Examinations were made on pharmacological actions of S-benzoylthiamine O-monophosphate (BTMP). Acute toxicity on mice was lower than that exerted by thiamine hydrochloride. BTMP depressed the myocardial activity of isolated hearts of frog and guinea pig though the action is weaker than that of thiamine hydrochloride or diphosphate. In urethan-anesthetized rabbit, a temporary and slight fall of blood pressure and a slight augmentation of the myocardial activity were observed with BTMP, while with thiamine hydrochloride or monophosphate, the temporary fall of the blood pressure was greater and a slight depression of the myocardial activity occurred. BTMP in concentration of 0.02-0.04% had almost no effect upon isolated intestine of rabbit, while thiamine hydrochloride or monophosphate in the same concentration caused a decrease in the peristalsis and fall of the tension. The above-mentioned experimental results demonstrate that pharmacological actions of BTMP are generally weaker than those of other thiamine derivatives.
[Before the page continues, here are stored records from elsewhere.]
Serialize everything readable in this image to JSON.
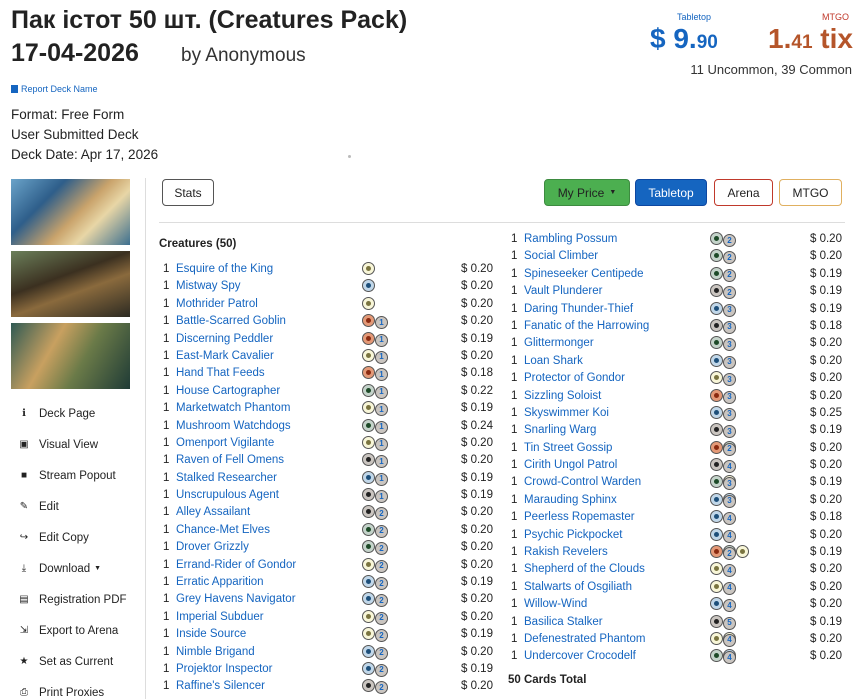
{
  "deck": {
    "title": "Пак істот 50 шт. (Creatures Pack)",
    "date_title": "17-04-2026",
    "byline": "by Anonymous",
    "report_label": "Report Deck Name",
    "format": "Format: Free Form",
    "source": "User Submitted Deck",
    "deck_date": "Deck Date: Apr 17, 2026"
  },
  "prices": {
    "tabletop_label": "Tabletop",
    "mtgo_label": "MTGO",
    "tabletop_main": "$ 9.",
    "tabletop_cents": "90",
    "mtgo_main": "1.",
    "mtgo_cents": "41",
    "mtgo_unit": " tix",
    "rarity": "11 Uncommon, 39 Common"
  },
  "sidebar": {
    "items": [
      {
        "label": "Deck Page",
        "icon": "info-icon",
        "glyph": "ℹ"
      },
      {
        "label": "Visual View",
        "icon": "image-icon",
        "glyph": "▣"
      },
      {
        "label": "Stream Popout",
        "icon": "video-icon",
        "glyph": "■"
      },
      {
        "label": "Edit",
        "icon": "edit-icon",
        "glyph": "✎"
      },
      {
        "label": "Edit Copy",
        "icon": "share-icon",
        "glyph": "↪"
      },
      {
        "label": "Download",
        "icon": "download-icon",
        "glyph": "⤓",
        "caret": true
      },
      {
        "label": "Registration PDF",
        "icon": "document-icon",
        "glyph": "▤"
      },
      {
        "label": "Export to Arena",
        "icon": "export-icon",
        "glyph": "⇲"
      },
      {
        "label": "Set as Current",
        "icon": "star-icon",
        "glyph": "★"
      },
      {
        "label": "Print Proxies",
        "icon": "print-icon",
        "glyph": "⎙"
      }
    ]
  },
  "toolbar": {
    "stats": "Stats",
    "my_price": "My Price",
    "tabletop": "Tabletop",
    "arena": "Arena",
    "mtgo": "MTGO"
  },
  "decklist": {
    "section_title": "Creatures (50)",
    "total": "50 Cards Total",
    "left": [
      {
        "qty": "1",
        "name": "Esquire of the King",
        "cost": [
          "w"
        ],
        "price": "$ 0.20"
      },
      {
        "qty": "1",
        "name": "Mistway Spy",
        "cost": [
          "u"
        ],
        "price": "$ 0.20"
      },
      {
        "qty": "1",
        "name": "Mothrider Patrol",
        "cost": [
          "w"
        ],
        "price": "$ 0.20"
      },
      {
        "qty": "1",
        "name": "Battle-Scarred Goblin",
        "cost": [
          "1",
          "r"
        ],
        "price": "$ 0.20"
      },
      {
        "qty": "1",
        "name": "Discerning Peddler",
        "cost": [
          "1",
          "r"
        ],
        "price": "$ 0.19"
      },
      {
        "qty": "1",
        "name": "East-Mark Cavalier",
        "cost": [
          "1",
          "w"
        ],
        "price": "$ 0.20"
      },
      {
        "qty": "1",
        "name": "Hand That Feeds",
        "cost": [
          "1",
          "r"
        ],
        "price": "$ 0.18"
      },
      {
        "qty": "1",
        "name": "House Cartographer",
        "cost": [
          "1",
          "g"
        ],
        "price": "$ 0.22"
      },
      {
        "qty": "1",
        "name": "Marketwatch Phantom",
        "cost": [
          "1",
          "w"
        ],
        "price": "$ 0.19"
      },
      {
        "qty": "1",
        "name": "Mushroom Watchdogs",
        "cost": [
          "1",
          "g"
        ],
        "price": "$ 0.24"
      },
      {
        "qty": "1",
        "name": "Omenport Vigilante",
        "cost": [
          "1",
          "w"
        ],
        "price": "$ 0.20"
      },
      {
        "qty": "1",
        "name": "Raven of Fell Omens",
        "cost": [
          "1",
          "b"
        ],
        "price": "$ 0.20"
      },
      {
        "qty": "1",
        "name": "Stalked Researcher",
        "cost": [
          "1",
          "u"
        ],
        "price": "$ 0.19"
      },
      {
        "qty": "1",
        "name": "Unscrupulous Agent",
        "cost": [
          "1",
          "b"
        ],
        "price": "$ 0.19"
      },
      {
        "qty": "1",
        "name": "Alley Assailant",
        "cost": [
          "2",
          "b"
        ],
        "price": "$ 0.20"
      },
      {
        "qty": "1",
        "name": "Chance-Met Elves",
        "cost": [
          "2",
          "g"
        ],
        "price": "$ 0.20"
      },
      {
        "qty": "1",
        "name": "Drover Grizzly",
        "cost": [
          "2",
          "g"
        ],
        "price": "$ 0.20"
      },
      {
        "qty": "1",
        "name": "Errand-Rider of Gondor",
        "cost": [
          "2",
          "w"
        ],
        "price": "$ 0.20"
      },
      {
        "qty": "1",
        "name": "Erratic Apparition",
        "cost": [
          "2",
          "u"
        ],
        "price": "$ 0.19"
      },
      {
        "qty": "1",
        "name": "Grey Havens Navigator",
        "cost": [
          "2",
          "u"
        ],
        "price": "$ 0.20"
      },
      {
        "qty": "1",
        "name": "Imperial Subduer",
        "cost": [
          "2",
          "w"
        ],
        "price": "$ 0.20"
      },
      {
        "qty": "1",
        "name": "Inside Source",
        "cost": [
          "2",
          "w"
        ],
        "price": "$ 0.19"
      },
      {
        "qty": "1",
        "name": "Nimble Brigand",
        "cost": [
          "2",
          "u"
        ],
        "price": "$ 0.20"
      },
      {
        "qty": "1",
        "name": "Projektor Inspector",
        "cost": [
          "2",
          "u"
        ],
        "price": "$ 0.19"
      },
      {
        "qty": "1",
        "name": "Raffine's Silencer",
        "cost": [
          "2",
          "b"
        ],
        "price": "$ 0.20"
      }
    ],
    "right": [
      {
        "qty": "1",
        "name": "Rambling Possum",
        "cost": [
          "2",
          "g"
        ],
        "price": "$ 0.20"
      },
      {
        "qty": "1",
        "name": "Social Climber",
        "cost": [
          "2",
          "g"
        ],
        "price": "$ 0.20"
      },
      {
        "qty": "1",
        "name": "Spineseeker Centipede",
        "cost": [
          "2",
          "g"
        ],
        "price": "$ 0.19"
      },
      {
        "qty": "1",
        "name": "Vault Plunderer",
        "cost": [
          "2",
          "b"
        ],
        "price": "$ 0.19"
      },
      {
        "qty": "1",
        "name": "Daring Thunder-Thief",
        "cost": [
          "3",
          "u"
        ],
        "price": "$ 0.19"
      },
      {
        "qty": "1",
        "name": "Fanatic of the Harrowing",
        "cost": [
          "3",
          "b"
        ],
        "price": "$ 0.18"
      },
      {
        "qty": "1",
        "name": "Glittermonger",
        "cost": [
          "3",
          "g"
        ],
        "price": "$ 0.20"
      },
      {
        "qty": "1",
        "name": "Loan Shark",
        "cost": [
          "3",
          "u"
        ],
        "price": "$ 0.20"
      },
      {
        "qty": "1",
        "name": "Protector of Gondor",
        "cost": [
          "3",
          "w"
        ],
        "price": "$ 0.20"
      },
      {
        "qty": "1",
        "name": "Sizzling Soloist",
        "cost": [
          "3",
          "r"
        ],
        "price": "$ 0.20"
      },
      {
        "qty": "1",
        "name": "Skyswimmer Koi",
        "cost": [
          "3",
          "u"
        ],
        "price": "$ 0.25"
      },
      {
        "qty": "1",
        "name": "Snarling Warg",
        "cost": [
          "3",
          "b"
        ],
        "price": "$ 0.19"
      },
      {
        "qty": "1",
        "name": "Tin Street Gossip",
        "cost": [
          "2",
          "r",
          "g"
        ],
        "price": "$ 0.20"
      },
      {
        "qty": "1",
        "name": "Cirith Ungol Patrol",
        "cost": [
          "4",
          "b"
        ],
        "price": "$ 0.20"
      },
      {
        "qty": "1",
        "name": "Crowd-Control Warden",
        "cost": [
          "3",
          "g",
          "w"
        ],
        "price": "$ 0.19"
      },
      {
        "qty": "1",
        "name": "Marauding Sphinx",
        "cost": [
          "3",
          "u",
          "u"
        ],
        "price": "$ 0.20"
      },
      {
        "qty": "1",
        "name": "Peerless Ropemaster",
        "cost": [
          "4",
          "u"
        ],
        "price": "$ 0.18"
      },
      {
        "qty": "1",
        "name": "Psychic Pickpocket",
        "cost": [
          "4",
          "u"
        ],
        "price": "$ 0.20"
      },
      {
        "qty": "1",
        "name": "Rakish Revelers",
        "cost": [
          "2",
          "r",
          "g",
          "w"
        ],
        "price": "$ 0.19"
      },
      {
        "qty": "1",
        "name": "Shepherd of the Clouds",
        "cost": [
          "4",
          "w"
        ],
        "price": "$ 0.20"
      },
      {
        "qty": "1",
        "name": "Stalwarts of Osgiliath",
        "cost": [
          "4",
          "w"
        ],
        "price": "$ 0.20"
      },
      {
        "qty": "1",
        "name": "Willow-Wind",
        "cost": [
          "4",
          "u"
        ],
        "price": "$ 0.20"
      },
      {
        "qty": "1",
        "name": "Basilica Stalker",
        "cost": [
          "5",
          "b"
        ],
        "price": "$ 0.19"
      },
      {
        "qty": "1",
        "name": "Defenestrated Phantom",
        "cost": [
          "4",
          "w",
          "w"
        ],
        "price": "$ 0.20"
      },
      {
        "qty": "1",
        "name": "Undercover Crocodelf",
        "cost": [
          "4",
          "g",
          "u"
        ],
        "price": "$ 0.20"
      }
    ]
  }
}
ABSORPTION OF S-BENZOYLTHIAMINE MONOPHOSPHATE AND ITS EFFECT ON AMINO ACID ABSORPTION

Comparative studies on the intestinal absorption and effect on amino acid absorption of S-benzoylthiamine monophosphate, a derivative of thiamine, and thiamine hydrochloride were carried out. Absorption from the intestine of the former was greater. No effect on amino acid absorption was observed with either agent in in vitro experiments but in vivo, both had a suppressive effect. This suppressive effect was prevented by pyridoxine in the case of thiamine hydrochloride.

THE EFFECT OF INTRASPINAL INJECTION OF S-BENZOYLTHIAMINE MONOPHOSPHATE

S-benzoylthiamine monophosphate, a derivative of thiamine, was experimentally injected intraspinally. Side effects were not observed and there was little difference in urinary excretion of thiamine compared to thiamine hydrochloride.